Isaac “Ike” Perlmutter, chairman of Marvel Entertainment, has been laid off at Disney. Marvel Entertainment will be folded into the larger Disney business units, a Disney spokesperson confirmed.
The move comes as Disney looks to eliminate 7,000 jobs in multiple rounds of layoffs that kicked off this week, in what CEO Bob Iger calls part of a “strategic realignment.”
Rob Grosser, a longtime third-party Marvel security consultant who is also considered to be Perlmutter’s fixer, is also out, according to two insiders with knowledge of the situation. In addition, Disney has terminated the employment of Rob Steffens, who served as co-president of Marvel Entertainment, and John Turitzin, who held the position of chief counsel for the same division.

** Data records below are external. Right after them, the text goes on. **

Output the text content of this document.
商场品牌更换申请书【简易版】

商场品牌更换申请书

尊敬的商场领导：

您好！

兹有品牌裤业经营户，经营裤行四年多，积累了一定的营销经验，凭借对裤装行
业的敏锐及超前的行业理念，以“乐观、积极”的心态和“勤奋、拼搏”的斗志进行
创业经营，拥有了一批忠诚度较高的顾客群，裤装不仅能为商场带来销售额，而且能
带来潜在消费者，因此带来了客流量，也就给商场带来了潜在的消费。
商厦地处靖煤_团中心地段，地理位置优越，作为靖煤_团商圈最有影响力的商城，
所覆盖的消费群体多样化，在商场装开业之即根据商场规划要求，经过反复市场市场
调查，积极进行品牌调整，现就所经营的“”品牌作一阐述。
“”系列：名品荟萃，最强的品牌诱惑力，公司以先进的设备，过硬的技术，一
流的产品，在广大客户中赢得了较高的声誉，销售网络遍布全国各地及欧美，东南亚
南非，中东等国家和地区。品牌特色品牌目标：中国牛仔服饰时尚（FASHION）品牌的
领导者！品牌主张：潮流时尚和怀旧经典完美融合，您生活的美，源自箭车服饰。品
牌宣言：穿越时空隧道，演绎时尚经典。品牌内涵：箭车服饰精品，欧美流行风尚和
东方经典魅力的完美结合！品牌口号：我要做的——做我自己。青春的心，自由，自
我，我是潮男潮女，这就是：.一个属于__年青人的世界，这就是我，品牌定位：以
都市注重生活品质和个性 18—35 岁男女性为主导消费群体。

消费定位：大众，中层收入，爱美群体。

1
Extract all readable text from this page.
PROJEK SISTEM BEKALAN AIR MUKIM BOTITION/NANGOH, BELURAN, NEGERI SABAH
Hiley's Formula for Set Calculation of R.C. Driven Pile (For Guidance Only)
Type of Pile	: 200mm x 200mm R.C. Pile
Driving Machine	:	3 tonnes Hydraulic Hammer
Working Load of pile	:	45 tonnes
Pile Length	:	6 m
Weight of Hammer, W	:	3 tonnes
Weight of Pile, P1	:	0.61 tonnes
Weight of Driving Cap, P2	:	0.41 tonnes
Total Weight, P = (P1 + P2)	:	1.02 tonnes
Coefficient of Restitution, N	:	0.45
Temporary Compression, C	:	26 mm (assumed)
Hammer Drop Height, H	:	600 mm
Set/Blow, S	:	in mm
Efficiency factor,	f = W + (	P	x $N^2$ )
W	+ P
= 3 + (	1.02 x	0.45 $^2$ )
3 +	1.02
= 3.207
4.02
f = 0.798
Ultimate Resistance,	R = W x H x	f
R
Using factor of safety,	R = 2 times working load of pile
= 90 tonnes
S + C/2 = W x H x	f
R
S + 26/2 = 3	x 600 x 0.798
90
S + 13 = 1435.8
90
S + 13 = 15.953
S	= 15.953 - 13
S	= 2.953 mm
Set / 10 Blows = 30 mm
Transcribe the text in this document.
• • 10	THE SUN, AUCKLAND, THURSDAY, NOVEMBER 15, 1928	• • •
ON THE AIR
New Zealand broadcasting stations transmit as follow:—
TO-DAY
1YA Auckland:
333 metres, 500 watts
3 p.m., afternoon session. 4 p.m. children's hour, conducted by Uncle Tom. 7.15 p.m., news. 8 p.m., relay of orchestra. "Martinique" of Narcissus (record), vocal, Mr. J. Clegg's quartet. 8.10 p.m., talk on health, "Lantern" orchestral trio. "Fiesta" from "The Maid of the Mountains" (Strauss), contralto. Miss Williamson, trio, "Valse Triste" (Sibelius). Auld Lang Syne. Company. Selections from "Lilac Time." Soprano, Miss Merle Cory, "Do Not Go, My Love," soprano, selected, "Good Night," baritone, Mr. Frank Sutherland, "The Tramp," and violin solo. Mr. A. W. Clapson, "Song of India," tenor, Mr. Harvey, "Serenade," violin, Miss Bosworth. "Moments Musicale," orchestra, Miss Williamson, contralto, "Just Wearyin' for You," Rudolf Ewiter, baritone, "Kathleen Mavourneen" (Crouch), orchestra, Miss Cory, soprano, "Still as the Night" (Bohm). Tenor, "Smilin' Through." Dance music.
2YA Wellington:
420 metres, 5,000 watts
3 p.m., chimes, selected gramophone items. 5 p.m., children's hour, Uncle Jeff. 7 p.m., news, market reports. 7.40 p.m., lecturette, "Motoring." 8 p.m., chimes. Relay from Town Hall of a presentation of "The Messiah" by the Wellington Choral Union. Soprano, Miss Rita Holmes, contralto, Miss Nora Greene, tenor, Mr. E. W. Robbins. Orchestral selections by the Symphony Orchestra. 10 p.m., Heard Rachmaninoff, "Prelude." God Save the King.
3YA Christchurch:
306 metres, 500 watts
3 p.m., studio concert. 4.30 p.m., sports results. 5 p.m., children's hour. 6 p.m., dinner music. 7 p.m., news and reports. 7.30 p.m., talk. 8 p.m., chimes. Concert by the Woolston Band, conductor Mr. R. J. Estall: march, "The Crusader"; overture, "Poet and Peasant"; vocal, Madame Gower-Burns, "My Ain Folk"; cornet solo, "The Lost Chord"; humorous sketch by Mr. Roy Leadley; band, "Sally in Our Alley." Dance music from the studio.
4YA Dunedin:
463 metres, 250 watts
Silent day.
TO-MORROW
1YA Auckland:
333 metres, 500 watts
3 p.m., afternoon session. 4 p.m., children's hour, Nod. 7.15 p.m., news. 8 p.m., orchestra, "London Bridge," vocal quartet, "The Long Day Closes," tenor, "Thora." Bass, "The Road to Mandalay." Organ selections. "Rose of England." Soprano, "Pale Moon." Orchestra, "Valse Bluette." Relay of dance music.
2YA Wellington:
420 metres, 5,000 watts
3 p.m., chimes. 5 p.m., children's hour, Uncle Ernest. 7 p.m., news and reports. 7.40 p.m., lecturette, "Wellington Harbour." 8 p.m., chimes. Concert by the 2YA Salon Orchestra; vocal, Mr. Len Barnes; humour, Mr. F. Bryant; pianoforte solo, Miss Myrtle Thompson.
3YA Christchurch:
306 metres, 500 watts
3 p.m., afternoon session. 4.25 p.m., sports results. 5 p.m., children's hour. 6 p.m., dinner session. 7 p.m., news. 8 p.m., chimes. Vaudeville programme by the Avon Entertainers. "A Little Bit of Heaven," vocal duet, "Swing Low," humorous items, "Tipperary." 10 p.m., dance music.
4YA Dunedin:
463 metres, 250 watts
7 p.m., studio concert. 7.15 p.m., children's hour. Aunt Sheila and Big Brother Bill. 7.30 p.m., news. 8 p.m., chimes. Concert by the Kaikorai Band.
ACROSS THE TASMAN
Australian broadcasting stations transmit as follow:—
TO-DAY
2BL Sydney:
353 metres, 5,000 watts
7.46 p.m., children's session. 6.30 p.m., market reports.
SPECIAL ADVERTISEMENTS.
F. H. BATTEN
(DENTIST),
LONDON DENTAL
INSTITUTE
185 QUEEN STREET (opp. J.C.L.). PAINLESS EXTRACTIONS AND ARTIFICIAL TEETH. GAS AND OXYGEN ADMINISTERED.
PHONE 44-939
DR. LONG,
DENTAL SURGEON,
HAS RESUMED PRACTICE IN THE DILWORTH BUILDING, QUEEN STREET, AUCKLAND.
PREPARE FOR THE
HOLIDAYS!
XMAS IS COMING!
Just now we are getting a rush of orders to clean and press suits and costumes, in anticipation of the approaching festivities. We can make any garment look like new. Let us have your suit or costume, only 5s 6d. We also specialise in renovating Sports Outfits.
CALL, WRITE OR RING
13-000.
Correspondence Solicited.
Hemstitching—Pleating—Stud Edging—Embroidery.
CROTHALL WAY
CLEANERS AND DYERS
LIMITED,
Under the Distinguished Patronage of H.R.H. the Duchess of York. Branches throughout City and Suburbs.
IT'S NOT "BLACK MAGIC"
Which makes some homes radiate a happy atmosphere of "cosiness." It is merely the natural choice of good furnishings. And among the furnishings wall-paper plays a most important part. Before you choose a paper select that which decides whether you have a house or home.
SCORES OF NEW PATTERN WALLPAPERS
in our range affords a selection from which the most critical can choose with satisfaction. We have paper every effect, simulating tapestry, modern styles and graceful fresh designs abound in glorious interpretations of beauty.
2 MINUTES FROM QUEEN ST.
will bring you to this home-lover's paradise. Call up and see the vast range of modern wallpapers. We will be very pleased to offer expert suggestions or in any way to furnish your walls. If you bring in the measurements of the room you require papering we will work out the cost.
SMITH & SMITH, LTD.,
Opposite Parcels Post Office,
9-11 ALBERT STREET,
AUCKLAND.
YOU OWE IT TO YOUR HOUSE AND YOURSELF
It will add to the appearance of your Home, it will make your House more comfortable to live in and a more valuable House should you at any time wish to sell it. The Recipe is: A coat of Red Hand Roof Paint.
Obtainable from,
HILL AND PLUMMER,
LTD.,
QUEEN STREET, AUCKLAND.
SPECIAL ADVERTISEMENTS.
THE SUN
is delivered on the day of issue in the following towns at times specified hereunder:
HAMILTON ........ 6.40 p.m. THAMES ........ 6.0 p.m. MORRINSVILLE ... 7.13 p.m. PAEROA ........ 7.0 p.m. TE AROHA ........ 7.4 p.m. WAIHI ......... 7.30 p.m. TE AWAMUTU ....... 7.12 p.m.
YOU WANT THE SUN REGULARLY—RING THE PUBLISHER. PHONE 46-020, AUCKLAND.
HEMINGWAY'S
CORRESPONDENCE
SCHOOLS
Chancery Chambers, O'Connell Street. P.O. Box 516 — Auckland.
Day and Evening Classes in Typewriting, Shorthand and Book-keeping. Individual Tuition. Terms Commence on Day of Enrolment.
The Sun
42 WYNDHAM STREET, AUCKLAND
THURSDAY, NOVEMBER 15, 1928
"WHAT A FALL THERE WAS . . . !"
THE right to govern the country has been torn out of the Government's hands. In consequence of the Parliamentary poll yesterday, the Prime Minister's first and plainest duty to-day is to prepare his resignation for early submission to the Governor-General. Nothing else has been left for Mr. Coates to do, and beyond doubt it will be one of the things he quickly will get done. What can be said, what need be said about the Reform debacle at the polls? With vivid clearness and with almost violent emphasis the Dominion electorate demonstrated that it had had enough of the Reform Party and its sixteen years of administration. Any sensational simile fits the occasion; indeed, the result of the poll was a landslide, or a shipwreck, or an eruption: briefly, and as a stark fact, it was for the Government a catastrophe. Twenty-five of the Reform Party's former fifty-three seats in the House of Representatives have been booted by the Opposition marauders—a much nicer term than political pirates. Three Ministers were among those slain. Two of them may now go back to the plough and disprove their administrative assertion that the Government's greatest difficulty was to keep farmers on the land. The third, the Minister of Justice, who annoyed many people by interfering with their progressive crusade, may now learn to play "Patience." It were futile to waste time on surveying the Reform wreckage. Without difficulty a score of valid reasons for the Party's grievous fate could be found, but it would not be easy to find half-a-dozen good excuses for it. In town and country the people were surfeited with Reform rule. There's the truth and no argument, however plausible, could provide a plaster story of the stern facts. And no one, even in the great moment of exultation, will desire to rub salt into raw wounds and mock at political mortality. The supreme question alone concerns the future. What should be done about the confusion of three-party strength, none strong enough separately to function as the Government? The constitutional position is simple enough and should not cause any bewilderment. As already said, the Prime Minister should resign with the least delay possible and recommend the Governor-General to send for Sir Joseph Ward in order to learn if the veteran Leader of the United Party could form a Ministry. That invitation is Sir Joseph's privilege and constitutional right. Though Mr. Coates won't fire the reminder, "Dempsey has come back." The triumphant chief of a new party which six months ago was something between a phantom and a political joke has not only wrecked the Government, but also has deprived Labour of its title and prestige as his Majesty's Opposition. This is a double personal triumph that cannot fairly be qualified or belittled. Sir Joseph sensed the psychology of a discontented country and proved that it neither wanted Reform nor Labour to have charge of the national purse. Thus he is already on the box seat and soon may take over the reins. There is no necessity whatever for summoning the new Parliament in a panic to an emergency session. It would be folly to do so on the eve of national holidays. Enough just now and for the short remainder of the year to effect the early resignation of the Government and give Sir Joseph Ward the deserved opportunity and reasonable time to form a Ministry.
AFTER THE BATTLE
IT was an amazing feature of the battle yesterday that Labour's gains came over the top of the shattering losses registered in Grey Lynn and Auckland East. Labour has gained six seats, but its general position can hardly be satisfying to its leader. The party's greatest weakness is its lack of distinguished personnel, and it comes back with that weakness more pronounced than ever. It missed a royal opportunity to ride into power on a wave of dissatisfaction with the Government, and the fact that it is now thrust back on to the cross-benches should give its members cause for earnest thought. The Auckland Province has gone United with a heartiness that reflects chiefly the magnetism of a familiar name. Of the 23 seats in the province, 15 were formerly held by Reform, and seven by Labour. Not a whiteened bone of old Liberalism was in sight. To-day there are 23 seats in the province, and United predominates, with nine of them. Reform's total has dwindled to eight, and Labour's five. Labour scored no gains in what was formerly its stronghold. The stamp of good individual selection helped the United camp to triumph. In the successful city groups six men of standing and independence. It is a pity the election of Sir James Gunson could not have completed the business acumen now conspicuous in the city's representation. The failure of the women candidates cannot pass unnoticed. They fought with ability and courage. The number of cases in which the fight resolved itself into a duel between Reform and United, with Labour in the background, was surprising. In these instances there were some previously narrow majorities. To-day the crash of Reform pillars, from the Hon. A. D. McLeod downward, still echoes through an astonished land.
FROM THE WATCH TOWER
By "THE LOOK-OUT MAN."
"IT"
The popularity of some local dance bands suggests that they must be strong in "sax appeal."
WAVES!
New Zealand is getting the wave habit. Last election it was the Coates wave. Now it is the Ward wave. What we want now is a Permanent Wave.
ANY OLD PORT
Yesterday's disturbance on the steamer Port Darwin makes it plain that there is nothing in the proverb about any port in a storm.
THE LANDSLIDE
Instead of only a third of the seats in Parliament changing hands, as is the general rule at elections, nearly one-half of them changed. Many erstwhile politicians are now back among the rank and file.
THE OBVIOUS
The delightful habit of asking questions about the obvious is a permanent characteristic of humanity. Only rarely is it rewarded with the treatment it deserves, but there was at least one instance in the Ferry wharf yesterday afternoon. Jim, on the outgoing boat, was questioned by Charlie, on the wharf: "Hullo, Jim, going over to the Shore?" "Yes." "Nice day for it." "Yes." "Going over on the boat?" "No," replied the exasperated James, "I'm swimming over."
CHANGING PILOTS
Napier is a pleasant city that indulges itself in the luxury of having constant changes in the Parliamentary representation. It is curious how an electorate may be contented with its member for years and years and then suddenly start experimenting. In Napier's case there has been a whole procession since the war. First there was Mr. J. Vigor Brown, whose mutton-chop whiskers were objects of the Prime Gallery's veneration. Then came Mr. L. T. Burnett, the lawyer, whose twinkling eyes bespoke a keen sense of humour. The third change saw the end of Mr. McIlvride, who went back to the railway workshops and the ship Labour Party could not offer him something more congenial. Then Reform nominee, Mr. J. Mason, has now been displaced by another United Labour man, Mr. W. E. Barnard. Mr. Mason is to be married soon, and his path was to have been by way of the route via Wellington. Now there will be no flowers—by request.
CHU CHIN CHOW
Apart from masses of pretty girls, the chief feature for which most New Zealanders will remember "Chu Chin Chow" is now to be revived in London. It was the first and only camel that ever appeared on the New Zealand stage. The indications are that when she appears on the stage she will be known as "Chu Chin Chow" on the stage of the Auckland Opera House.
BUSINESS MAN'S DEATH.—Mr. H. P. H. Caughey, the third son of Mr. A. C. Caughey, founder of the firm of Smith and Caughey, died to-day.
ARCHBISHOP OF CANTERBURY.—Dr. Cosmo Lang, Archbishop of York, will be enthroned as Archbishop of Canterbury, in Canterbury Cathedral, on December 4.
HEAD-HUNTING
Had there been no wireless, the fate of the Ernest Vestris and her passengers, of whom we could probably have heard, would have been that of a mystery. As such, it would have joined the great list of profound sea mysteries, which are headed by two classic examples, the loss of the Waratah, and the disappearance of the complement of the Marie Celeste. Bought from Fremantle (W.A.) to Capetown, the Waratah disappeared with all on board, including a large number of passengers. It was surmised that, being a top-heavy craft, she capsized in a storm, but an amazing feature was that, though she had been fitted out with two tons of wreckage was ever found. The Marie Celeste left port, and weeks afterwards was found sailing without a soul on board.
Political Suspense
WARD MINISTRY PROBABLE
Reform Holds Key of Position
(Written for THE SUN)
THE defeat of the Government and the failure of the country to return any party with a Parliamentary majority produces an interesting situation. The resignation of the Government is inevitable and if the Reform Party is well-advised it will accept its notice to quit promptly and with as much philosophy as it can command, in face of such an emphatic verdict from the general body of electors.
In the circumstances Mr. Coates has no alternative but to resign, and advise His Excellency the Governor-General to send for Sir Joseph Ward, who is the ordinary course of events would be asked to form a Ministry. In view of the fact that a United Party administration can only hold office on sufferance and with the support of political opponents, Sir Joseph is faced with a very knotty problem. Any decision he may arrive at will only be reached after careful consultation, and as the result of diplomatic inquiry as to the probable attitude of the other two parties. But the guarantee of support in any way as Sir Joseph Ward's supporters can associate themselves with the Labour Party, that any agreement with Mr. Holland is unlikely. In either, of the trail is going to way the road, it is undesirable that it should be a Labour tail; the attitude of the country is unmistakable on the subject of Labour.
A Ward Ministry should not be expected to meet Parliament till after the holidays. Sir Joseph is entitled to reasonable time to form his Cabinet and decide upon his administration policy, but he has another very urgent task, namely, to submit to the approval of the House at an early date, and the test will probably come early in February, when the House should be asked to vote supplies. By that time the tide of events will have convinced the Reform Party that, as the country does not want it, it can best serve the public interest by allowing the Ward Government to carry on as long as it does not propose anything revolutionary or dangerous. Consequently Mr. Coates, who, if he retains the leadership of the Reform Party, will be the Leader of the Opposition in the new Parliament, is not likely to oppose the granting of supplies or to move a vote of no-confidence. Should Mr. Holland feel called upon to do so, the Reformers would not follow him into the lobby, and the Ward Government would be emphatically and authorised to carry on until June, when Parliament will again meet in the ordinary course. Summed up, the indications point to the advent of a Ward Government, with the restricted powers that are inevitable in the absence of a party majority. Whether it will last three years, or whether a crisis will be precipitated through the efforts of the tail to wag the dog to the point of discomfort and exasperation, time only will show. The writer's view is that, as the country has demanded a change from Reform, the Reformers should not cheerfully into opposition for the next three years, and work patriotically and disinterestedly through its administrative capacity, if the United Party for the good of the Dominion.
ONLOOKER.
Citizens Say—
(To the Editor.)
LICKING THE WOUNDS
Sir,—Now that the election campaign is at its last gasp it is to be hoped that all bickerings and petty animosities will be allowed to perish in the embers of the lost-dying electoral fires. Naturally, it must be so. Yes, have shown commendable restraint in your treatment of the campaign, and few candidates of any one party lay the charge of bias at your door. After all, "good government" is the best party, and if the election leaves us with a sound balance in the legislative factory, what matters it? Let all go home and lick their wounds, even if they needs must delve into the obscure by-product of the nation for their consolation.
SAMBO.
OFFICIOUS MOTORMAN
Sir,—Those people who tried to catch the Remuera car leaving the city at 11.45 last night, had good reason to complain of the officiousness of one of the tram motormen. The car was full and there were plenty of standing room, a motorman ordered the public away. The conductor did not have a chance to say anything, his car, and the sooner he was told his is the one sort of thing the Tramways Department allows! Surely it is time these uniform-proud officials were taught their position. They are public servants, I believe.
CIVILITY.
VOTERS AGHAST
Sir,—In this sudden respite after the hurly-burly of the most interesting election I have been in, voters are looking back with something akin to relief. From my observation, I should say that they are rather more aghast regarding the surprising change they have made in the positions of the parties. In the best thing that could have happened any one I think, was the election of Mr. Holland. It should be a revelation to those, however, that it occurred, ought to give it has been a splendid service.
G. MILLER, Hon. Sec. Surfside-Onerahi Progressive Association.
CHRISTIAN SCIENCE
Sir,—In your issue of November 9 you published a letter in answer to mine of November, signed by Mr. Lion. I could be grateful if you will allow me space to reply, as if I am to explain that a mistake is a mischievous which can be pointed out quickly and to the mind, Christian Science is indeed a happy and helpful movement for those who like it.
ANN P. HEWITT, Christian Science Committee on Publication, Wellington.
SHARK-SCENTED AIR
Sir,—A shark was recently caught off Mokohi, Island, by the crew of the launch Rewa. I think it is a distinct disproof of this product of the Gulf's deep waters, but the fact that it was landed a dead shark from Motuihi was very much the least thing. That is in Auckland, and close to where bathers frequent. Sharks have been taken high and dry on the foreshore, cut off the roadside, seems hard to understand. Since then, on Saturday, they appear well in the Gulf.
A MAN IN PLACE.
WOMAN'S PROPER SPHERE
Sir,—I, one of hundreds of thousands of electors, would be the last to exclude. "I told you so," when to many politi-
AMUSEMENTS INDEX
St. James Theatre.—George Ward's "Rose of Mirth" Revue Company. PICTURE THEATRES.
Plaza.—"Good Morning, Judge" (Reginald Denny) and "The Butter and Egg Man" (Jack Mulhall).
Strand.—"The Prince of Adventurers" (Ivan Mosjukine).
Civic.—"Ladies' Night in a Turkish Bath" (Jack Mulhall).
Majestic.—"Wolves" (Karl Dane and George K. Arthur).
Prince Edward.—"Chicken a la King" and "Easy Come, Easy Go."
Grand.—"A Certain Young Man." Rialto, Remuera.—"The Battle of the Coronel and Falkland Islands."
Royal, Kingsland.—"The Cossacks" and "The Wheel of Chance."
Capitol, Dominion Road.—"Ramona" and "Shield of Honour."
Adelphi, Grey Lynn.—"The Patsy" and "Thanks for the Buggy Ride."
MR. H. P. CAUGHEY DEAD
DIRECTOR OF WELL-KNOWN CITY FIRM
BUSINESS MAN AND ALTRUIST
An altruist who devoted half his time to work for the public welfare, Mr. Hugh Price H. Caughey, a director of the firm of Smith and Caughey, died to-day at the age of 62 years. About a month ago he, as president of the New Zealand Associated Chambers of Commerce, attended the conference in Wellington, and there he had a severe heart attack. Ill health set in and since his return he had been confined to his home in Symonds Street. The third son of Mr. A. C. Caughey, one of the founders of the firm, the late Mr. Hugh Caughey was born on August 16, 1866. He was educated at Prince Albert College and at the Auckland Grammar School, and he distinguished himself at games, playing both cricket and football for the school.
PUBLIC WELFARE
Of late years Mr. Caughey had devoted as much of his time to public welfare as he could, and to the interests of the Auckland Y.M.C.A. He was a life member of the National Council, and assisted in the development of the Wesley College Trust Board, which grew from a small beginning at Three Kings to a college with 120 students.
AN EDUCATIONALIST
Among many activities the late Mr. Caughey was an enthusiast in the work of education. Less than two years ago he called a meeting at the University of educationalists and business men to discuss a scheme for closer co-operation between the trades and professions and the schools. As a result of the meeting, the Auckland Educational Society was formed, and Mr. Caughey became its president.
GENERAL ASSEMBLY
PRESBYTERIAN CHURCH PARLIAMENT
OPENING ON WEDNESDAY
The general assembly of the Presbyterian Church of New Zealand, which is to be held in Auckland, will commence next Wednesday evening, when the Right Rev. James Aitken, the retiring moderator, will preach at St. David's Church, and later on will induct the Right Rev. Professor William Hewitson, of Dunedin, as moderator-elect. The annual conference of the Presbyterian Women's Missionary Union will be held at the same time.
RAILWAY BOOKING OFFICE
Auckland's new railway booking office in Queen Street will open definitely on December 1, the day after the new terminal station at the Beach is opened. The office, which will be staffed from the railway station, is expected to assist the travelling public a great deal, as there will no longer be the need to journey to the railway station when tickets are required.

According to The Hollywood Reporter, Grosser had assisted in the investigation of media leaks at Marvel before, which included the incident in 2012 when the website Latino Review had revealed information about Marvel’s plans to release its first “Guardians of the Galaxy” film before it was officially announced. In an email that was posted on the same site, Grosser referred to Latino Review as a “fanboy” website.
“My name is Rob Grosser and I am an independent security consultant working for Marvel. I have worked as a security consultant for Marvel since 1982,” Grosser wrote in the email. “I am currently conducting an investigation on Marvel’s behalf regarding the dissemination of confidential, non-public information concerning Iron Man 3 and Guardians of the Galaxy.”
“My goal is to accomplish this in a quiet manner,” the email added. “I do not want to see you or anyone else get into trouble nor do I want to see anyone’s career be tarnished because of this.”
Perlmutter tried, unsuccessfully, to shake up Disney’s board earlier this year by backing his longtime friend Nelson Peltz in a proxy fight. Perlmutter has long butted heads with Disney CEO Bob Iger.
Perlmutter joined Marvel Comics’ board of directors in 1993 and by 1997, established control of the Marvel Group with Avi Arad after it faced bankruptcy. In 2001, Perlmutter became vice chairman of Marvel and became CEO of Marvel Comics in 2005. After Disney acquired Marvel Entertainment in 2009, Perlmutter remained CEO but his frequent penny-pinching and refusal to greenlight female-led or POC-led films like “Black Panther” and “Captain Marvel” put him in frequent conflict with Marvel Studios president and creative architect Kevin Feige.
In September 2015, Feige successfully moved Marvel Studios — the unit responsible for the wildly popular Marvel Cinematic Universe movies and shows — out from under Perlmutter’s purview, with Feige reporting directly to then-Disney Studios chairman Alan Horn. Perlmutter’s kingdom dwindled, especially as Marvel Television, which was also later moved under Feige’s control at Marvel Studios.
The New York Times first reported Perlmutter’s departure.